It can also be helpful to see how similar are the inferred clusters to one another. This is done internally by stoic to prune redundant clusters, but can also be visualized downstream of the clustering. Three similarity measures are used:
A symmetrical swap score (between 0 and 1), where the model of one cluster is used to predict the membership of another cluster. It tells us weather or not the rules learned from the guide data (sequence features) are the same (score = 1), or similar (score close to 1), between two clusters.
The linear correlation of the profile in the main data (expression here), between two clusters.
The Jaccard index (overlap/union) between two clusters (the real positive classes of the clusters are considered, before the final step of assigning observations to one cluster only).
draw_clusters_similarity(data, stoic_results)
This can help the user interpret clusters, but also potentially tune
the swap threshold score used in the stoic_clustering
function. Clusters are deemed redundant if their swap score is above the
swap threshold supplied (0.95 by default), if their Jaccard index is not
0, and if they are correlated over the maximum correlation threshold
learned to define the two clusters.
Stoic provides a heatmap function to show the scores of the important
sequence features within a cluster (selected via an elbow rule), and
compare them to observations outside a cluster. The obs
parameters allow to chose whether we want to show only the observations
within the cluster, outside the cluster, or all observations with an
annotation about cluster information.
For example, in the first cluster:
draw_features_heatmap(stoic_results, data, cluster = 1, obs = "cluster")

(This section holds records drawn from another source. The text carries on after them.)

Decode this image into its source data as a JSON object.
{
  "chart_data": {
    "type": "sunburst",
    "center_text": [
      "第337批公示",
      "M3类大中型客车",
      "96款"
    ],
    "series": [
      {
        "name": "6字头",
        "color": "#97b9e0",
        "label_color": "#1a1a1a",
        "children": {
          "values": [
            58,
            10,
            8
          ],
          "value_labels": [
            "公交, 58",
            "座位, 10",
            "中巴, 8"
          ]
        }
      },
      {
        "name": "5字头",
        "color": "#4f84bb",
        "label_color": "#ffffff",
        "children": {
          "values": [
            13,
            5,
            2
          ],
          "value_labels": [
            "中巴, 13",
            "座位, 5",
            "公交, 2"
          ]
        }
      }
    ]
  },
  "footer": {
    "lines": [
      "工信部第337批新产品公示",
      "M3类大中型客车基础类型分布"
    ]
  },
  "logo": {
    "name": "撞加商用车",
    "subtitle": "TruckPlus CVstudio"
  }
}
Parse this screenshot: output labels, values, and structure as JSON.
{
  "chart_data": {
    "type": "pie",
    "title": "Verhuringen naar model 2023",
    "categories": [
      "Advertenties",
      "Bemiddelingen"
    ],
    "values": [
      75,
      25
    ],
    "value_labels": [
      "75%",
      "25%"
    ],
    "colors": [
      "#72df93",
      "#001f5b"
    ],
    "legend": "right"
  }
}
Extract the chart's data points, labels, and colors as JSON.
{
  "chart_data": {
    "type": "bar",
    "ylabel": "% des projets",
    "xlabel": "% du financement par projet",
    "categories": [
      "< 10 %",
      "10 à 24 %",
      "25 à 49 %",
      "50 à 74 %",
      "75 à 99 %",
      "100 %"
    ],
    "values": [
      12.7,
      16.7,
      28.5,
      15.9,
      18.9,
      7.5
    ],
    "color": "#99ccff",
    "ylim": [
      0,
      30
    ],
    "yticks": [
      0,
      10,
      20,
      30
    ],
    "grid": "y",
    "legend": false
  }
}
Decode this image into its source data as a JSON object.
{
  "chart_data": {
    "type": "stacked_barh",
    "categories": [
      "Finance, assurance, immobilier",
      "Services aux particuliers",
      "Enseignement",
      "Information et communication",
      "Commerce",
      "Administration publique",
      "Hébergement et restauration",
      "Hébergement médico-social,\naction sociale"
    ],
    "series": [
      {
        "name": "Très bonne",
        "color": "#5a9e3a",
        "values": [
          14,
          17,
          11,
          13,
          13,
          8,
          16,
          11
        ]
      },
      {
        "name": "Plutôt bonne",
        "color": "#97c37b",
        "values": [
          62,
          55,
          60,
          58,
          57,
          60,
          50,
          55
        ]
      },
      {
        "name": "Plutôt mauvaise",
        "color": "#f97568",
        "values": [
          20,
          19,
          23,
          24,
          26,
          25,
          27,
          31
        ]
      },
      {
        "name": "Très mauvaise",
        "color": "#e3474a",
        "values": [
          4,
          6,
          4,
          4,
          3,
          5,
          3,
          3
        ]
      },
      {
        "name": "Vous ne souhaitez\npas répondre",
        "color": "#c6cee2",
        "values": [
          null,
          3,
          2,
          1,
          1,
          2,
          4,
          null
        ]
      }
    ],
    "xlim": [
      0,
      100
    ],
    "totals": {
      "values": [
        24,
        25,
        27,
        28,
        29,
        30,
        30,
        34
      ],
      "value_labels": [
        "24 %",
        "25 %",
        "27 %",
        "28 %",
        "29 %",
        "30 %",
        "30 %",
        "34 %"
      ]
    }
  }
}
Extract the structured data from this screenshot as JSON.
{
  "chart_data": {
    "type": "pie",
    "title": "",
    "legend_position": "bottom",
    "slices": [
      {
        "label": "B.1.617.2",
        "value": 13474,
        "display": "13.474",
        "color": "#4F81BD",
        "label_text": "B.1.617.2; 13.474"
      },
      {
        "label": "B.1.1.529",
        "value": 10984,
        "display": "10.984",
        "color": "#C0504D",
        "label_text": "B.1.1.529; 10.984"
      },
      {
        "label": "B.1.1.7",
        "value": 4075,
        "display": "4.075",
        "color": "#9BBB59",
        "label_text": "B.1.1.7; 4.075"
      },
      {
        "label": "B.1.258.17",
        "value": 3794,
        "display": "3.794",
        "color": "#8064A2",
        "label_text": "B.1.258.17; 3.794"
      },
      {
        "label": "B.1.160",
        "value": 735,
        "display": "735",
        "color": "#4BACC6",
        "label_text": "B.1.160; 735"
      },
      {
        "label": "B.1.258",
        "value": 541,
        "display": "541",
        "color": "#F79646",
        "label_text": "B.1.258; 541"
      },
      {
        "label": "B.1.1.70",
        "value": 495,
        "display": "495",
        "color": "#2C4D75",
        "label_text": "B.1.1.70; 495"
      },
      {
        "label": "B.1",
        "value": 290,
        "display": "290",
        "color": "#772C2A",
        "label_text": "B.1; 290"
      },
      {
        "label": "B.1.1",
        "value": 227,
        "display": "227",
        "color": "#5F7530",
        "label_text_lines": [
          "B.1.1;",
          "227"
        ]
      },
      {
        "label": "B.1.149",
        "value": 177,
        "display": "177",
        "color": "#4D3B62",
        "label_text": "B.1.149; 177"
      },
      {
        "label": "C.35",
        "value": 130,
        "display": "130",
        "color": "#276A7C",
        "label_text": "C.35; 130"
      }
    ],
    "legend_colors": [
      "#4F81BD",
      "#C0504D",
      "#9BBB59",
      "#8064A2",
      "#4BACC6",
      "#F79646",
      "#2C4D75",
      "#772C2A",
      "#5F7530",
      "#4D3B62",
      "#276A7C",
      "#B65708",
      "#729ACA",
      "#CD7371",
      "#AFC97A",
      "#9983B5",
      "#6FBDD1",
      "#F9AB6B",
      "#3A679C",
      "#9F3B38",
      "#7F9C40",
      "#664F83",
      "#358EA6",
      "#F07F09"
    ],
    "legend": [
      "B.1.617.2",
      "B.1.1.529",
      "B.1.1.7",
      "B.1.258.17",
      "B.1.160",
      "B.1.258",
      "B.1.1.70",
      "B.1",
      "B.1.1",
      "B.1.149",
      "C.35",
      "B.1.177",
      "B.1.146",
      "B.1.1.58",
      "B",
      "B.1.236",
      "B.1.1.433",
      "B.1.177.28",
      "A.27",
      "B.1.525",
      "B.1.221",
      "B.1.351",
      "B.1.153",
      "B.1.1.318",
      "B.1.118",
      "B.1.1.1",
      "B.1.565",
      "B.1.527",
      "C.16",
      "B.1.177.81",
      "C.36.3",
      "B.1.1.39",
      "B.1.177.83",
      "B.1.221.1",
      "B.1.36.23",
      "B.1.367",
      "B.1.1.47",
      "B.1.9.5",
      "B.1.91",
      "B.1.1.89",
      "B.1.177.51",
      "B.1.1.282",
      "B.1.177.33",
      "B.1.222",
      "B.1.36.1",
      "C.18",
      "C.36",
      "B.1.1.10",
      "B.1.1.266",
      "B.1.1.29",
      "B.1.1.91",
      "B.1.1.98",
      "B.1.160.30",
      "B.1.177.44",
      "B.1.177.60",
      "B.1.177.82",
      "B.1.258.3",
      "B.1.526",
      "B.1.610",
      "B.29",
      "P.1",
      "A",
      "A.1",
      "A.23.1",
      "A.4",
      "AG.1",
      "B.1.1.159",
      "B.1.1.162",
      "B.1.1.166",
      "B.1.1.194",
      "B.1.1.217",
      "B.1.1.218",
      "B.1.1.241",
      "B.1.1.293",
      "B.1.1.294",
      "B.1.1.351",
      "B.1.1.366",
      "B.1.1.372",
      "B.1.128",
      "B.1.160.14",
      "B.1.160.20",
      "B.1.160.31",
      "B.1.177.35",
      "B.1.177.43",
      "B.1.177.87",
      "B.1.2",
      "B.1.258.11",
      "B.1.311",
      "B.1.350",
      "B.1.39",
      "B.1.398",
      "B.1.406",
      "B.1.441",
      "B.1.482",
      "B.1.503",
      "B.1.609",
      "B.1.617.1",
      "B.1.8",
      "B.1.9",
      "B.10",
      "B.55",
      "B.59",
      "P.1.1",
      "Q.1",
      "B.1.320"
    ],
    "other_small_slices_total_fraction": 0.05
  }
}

draw_features_heatmap(stoic_results, data, cluster = 1, obs = "other")
draw_features_heatmap(stoic_results, data, cluster = 1, obs = "all")
All sequence features are scaled to a z-score within all observations, so red values indicate higher than average values, and blue lower than average. By default, only the important sequence features enriched in the cluster are shown, but all important features including depleted ones can also be shown as follows:
draw_features_heatmap(stoic_results, data, cluster = 1, obs = "cluster", only_positive = F)
draw_features_heatmap(stoic_results, data, cluster = 1, obs = "other", only_positive = F)
draw_features_heatmap(stoic_results, data, cluster = 1, obs = "all", only_positive = F)